On federalism, the government argues that it cannot be left to only SPLM to decide on a new system of government because it is a national issue that must be discussed within the larger constitutional reforms. It must be taken to parliament and then the people decide through referendum, it notes.

The rebels have submitted that federalism should be included in the final agreement because the current systems in South Sudan were handed down via the 2005 Comprehensive Peace Agreement without consulting the people.

Dr Machar’s group further maintains that federalism has been a demand for South Sudanese since 1947 and that the recent gathering of all 64 ethnic groups in March also recommended federalism as a way of avoiding future conflicts.
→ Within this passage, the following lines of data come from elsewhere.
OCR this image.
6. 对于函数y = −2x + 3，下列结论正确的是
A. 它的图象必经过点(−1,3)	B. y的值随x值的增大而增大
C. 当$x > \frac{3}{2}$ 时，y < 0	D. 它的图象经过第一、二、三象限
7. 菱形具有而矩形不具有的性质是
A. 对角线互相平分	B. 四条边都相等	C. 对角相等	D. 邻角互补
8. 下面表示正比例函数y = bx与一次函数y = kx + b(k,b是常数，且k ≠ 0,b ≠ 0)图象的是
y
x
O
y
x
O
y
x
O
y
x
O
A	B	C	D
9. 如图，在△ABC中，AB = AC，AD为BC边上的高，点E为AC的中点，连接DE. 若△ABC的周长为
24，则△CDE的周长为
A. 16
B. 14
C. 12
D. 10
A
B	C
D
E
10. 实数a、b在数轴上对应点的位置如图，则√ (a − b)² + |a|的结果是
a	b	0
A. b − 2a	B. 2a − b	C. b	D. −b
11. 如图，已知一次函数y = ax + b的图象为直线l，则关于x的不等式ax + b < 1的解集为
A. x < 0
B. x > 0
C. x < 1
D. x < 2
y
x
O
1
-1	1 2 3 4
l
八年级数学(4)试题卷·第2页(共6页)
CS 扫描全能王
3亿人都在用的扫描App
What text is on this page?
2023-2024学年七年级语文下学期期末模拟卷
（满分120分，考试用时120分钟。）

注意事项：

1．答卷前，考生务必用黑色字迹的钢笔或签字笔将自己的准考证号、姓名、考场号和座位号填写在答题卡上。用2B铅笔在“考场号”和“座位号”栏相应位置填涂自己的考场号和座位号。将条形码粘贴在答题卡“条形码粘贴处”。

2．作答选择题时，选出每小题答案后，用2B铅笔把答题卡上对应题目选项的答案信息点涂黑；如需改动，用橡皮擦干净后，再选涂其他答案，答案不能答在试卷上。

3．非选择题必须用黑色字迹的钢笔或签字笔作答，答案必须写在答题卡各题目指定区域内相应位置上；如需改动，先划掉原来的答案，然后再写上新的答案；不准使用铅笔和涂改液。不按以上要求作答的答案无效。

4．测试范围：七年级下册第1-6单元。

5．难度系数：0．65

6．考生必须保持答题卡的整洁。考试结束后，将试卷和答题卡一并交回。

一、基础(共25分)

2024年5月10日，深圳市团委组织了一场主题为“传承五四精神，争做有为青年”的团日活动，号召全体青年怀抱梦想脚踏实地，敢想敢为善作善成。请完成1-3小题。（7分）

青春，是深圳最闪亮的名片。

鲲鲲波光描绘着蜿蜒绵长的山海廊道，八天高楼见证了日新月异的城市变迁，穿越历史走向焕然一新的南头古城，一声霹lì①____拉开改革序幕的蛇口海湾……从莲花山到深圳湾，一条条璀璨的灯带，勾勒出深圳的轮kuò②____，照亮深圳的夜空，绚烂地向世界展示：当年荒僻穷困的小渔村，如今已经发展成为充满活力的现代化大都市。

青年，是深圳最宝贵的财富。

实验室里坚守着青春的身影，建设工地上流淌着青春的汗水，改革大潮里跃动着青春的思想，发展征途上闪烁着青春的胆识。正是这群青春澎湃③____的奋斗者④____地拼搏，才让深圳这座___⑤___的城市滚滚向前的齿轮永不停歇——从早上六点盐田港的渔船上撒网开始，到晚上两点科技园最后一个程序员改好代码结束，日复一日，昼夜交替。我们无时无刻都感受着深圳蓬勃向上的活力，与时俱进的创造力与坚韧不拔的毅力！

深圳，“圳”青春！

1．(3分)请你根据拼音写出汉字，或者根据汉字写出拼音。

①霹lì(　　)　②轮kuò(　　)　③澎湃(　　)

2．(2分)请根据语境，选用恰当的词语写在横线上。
On the issue of the army, Mr Morgan said the government had agreed that all SPLA fighters who defected with Dr Machar be reinstated to the positions they held before the war. This excludes the militias who were not in the army.

But the other side argues that the SPLA comprises of militias because it has never been transformed into a conventional army. Thus, the number of the soldiers the country needs should be decided upon, taking into account the ethnic diversity.

The issue on the compensation of the victims is likely to prove tricky given that civilians have been displaced, killed or lost property in the last 19 months.

Mr Morgan said that the two sides had agreed to set aside $100 million in the budget every year for those who were displaced and lost property in Greater Upper Nile— the amphitheatre the conflict.

The government has also proposed to increase the statutory two per cent oil that the government cedes to Upper Nile to five per cent to help in the reconstruction.

The rebels, however, want the compensation to include other areas like Western Equatoria and northern Bahr-el-Ghazal.